Federal government to pay $3.4 billion to settle Indian trust claims

Read this report by Charlie Savage in the New York Times. This settles a class-action lawsuit filed in 1996 and in which 300,000 American Indians have a stake. Savage explains the suit's basis--essentially that the federal government mismanaged trust accounts of which Indians were beneficiaries:

The dispute arises from a system dating to 1887 under which the government set up trusts to manage tens of millions of acres of land owned by individual American Indians and by tribes. The acreage is scattered across the country with the heaviest concentration in Western states.

The Interior Department manages leases on the land for activities like mining, livestock grazing, timber harvesting and drilling for oil and gas. It then distributes the revenue raised by those leases to the American Indians.

One aspect of the problem is that ownership of the Indian lands has become "fractionalized" with each successive generation.

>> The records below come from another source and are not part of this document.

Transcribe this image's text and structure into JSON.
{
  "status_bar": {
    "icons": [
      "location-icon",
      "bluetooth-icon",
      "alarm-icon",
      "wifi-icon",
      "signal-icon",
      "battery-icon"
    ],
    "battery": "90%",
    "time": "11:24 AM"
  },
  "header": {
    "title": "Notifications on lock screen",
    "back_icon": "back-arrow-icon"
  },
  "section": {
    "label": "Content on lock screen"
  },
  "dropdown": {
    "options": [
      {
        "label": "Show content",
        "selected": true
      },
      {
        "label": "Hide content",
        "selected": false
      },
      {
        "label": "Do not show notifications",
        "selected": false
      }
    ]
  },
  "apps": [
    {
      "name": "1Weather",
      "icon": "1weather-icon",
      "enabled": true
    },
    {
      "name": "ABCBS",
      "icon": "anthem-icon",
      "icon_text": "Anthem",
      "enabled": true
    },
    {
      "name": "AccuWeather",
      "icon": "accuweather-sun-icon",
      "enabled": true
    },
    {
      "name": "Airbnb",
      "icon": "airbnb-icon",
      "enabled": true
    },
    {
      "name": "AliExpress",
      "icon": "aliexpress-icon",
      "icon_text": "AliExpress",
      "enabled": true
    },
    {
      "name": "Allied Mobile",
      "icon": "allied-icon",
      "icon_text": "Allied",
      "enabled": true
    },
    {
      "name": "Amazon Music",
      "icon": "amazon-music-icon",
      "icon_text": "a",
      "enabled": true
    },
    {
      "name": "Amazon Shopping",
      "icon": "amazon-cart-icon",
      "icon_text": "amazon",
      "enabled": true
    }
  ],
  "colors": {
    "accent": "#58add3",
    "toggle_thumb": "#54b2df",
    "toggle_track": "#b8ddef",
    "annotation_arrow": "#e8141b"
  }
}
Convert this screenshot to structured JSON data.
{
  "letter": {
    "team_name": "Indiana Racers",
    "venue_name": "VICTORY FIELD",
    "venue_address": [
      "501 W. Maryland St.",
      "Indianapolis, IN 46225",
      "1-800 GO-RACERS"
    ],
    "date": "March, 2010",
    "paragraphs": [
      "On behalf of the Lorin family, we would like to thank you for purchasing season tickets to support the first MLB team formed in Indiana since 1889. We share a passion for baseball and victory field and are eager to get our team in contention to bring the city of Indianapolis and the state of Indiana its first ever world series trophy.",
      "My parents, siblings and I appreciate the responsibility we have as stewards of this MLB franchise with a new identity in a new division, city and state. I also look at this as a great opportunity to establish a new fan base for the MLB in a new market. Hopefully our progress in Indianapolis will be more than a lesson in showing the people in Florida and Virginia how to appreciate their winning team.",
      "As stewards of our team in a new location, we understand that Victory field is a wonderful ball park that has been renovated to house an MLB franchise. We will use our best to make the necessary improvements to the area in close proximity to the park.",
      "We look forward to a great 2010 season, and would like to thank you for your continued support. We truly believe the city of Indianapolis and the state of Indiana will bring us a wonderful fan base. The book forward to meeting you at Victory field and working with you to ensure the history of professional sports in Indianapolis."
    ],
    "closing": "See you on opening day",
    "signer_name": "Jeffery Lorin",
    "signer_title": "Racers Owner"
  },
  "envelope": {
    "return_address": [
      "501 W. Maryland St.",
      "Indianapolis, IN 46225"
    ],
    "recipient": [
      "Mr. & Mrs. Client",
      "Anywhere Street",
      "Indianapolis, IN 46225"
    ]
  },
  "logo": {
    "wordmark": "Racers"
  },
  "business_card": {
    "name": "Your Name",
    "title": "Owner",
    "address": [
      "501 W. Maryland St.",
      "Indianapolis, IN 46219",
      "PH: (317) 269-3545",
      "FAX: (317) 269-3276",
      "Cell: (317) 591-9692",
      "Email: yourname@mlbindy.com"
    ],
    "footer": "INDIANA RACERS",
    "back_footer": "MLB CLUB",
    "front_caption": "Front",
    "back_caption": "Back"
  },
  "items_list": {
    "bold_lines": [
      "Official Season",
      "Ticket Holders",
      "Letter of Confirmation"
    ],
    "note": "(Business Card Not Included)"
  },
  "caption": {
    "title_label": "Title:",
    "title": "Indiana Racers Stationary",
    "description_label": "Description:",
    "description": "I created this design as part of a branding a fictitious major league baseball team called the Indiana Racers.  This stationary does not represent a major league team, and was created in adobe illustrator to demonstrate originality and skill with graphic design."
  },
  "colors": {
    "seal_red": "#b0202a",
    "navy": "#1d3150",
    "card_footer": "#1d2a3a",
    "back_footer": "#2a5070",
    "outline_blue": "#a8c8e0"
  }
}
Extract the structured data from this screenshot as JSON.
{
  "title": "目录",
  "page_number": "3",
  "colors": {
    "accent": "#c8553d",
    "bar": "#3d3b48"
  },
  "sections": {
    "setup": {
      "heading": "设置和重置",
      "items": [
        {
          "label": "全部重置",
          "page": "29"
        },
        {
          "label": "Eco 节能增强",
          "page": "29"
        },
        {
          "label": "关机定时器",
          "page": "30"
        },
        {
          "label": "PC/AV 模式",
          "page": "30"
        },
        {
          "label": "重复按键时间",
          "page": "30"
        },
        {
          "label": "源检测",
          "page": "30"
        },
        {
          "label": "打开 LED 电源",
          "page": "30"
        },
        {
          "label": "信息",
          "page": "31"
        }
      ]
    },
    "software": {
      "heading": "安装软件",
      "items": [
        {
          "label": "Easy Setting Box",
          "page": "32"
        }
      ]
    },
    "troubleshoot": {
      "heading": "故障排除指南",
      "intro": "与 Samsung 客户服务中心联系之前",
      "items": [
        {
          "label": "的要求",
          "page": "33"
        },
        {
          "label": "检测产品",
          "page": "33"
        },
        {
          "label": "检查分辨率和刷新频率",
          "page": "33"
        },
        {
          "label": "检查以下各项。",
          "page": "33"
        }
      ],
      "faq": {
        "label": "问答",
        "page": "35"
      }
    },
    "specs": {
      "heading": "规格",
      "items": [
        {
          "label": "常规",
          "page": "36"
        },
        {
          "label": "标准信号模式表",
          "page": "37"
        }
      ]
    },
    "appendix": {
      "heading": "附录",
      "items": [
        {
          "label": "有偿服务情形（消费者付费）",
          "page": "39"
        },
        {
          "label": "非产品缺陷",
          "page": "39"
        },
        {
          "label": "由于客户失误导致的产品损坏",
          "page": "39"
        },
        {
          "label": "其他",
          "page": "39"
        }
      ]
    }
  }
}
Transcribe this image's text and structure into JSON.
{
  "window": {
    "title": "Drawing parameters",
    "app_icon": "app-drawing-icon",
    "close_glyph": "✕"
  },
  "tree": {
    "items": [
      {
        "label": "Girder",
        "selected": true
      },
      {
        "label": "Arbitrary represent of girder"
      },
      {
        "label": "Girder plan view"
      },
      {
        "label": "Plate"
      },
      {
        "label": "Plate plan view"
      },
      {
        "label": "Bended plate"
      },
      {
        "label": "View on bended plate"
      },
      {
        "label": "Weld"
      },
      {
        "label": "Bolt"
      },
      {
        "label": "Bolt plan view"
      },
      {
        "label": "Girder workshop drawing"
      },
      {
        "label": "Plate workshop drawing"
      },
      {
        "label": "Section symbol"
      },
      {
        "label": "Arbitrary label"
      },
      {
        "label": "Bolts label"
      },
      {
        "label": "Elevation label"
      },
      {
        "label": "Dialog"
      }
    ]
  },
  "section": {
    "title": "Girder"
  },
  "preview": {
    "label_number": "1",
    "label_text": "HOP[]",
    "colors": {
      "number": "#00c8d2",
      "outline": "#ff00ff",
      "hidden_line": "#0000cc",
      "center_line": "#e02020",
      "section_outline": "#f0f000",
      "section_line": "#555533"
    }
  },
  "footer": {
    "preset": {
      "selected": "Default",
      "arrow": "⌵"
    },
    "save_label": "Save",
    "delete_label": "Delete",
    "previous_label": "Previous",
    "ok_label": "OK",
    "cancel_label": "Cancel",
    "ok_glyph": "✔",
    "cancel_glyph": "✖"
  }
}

Savage gives the example of a 40-acre parcel of land worth $20,000 in which 439 persons have an interest. Fees to manage so many trusts are as much as $40,000, which eats into the prophets the shareholders might otherwise enjoy. The settlement will seek to alleviate this problem, in part by establishing a $2 billion fund to buy out those who are willing to sell their interests.

1 comment:

Spec said...

The underlying case, Cobell, is one of the true victories in Native law. The Bush admin tried to derail the case by replacing the judge, but their choice told them exactly the same thing. 3.4b seems like a lot but some estimates have put the money lost at 100b+ over the past century. What is hinted at in the piece is that while this may settle the lawsuit, it doesn't (at least the article doesn't mention this) fix the Indian Account system.

A solution that would help begin to address part of the problem from the Indian perspective would be the increase in the use of actual Wills. In many Indian cultures talking about death is taboo and a will is talking about death. Add that to higher illiteracy rates, very few actual Indian lawyers per capita, and the extreme rural nature of many Indian's lives, this is a major problem. In addition, the BIA is the agency that probates Indian estates and they are around 20 years behind. This is one of the major reasons why you have the fractionalization of estates and this add to the "patchwork" problem on many Reservations.

So while the money is great, really great, I want to see substantive structural changes in order for there to be long-lasting justice for Indians.